Tuesday, January 13, 2009

Ful Medames

Way back in the fall of 2007, when I was speaking at my first "big" conference, P and I had dinner at a North-African restaurant just up the street from our hotel in Minneapolis.

Our (enormous) appetizer was a place of what they called "Fool Madame," and what I have more recently discovered is usually referred to as "ful medames." A few months ago, when we had our Moroccan chicken, I served this as an appetizer, and the guests scarfed it.

Since I've had requests for it since, here is my version, adapted from what we had in Minneapolis plus several on-line recipes.

Ful Medames

Soak 1.5 cups of dried beans (I use a mix of cranberry/borlotti and rosa) in water for a few hours or overnight.

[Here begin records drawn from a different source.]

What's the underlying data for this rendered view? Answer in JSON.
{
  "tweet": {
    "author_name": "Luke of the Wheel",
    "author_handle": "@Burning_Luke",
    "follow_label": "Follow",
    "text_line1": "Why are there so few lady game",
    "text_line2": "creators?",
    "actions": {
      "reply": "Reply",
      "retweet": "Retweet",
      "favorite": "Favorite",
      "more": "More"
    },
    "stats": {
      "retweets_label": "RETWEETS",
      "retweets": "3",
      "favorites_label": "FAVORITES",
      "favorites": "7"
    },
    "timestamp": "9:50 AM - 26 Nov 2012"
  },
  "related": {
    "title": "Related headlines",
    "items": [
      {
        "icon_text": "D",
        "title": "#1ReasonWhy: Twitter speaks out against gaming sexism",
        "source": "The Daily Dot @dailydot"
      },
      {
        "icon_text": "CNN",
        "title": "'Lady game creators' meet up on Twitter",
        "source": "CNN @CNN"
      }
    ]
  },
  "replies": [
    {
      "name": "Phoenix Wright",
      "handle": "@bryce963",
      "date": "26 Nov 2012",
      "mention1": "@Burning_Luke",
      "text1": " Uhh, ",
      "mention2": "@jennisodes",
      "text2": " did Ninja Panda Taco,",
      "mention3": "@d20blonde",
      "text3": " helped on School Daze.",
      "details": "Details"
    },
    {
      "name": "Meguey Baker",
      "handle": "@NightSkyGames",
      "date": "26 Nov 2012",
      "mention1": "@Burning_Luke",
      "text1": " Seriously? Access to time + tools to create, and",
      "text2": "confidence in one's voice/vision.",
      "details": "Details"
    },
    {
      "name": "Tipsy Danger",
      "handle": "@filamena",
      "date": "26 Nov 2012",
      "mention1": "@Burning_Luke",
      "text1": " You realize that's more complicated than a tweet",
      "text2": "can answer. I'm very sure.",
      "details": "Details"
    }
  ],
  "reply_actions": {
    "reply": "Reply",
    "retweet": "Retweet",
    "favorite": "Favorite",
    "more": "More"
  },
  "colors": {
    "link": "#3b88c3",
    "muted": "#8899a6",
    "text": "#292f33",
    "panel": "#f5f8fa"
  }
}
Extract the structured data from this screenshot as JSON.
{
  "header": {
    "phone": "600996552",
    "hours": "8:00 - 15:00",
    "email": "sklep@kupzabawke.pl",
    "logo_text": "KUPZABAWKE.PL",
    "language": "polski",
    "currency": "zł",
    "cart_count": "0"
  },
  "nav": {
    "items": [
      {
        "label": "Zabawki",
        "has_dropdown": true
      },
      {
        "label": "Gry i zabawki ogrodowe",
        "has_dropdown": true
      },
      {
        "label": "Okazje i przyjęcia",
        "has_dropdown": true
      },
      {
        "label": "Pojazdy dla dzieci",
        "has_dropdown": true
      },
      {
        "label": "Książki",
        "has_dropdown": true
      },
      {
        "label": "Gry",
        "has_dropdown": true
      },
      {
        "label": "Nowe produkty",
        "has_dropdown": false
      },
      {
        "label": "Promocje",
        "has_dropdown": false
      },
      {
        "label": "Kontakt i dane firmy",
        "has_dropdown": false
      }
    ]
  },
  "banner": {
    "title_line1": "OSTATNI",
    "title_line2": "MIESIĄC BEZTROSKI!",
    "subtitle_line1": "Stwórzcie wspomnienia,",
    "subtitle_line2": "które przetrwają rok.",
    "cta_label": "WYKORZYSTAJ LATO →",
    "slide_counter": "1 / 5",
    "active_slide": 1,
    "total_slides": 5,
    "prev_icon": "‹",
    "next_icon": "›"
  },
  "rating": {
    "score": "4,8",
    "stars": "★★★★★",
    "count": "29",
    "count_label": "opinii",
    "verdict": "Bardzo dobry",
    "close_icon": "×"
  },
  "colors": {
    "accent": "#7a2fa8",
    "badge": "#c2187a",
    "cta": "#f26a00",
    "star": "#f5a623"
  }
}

Pick over, drain and thoroughly rinse the beans until the water runs clear. Boil, just covered, until firm and mashable but not mushy. While the beans are cooking, mash a few cloves of garlic in a mortar and pestle with salt. Mix the garlic and salt with the juice of one or two lemons, 2 tbsp. olive oil and 1 tsp. cumin or zataar.

Once the beans are cooked, gently crush 2/3 of them to a coarse paste. Stir in the remaining beans and the garlic mixture. Add more oil, salt and lemon juice for taste and texture; garnish with (I actually stir these next items in) finely chopped fresh tomatoes, white onions, scallions, mint and cilantro (these last three are optional, but lovely when possible).

This makes for an excellent, nutritious and hearty dip, which we serve with pita. Yum!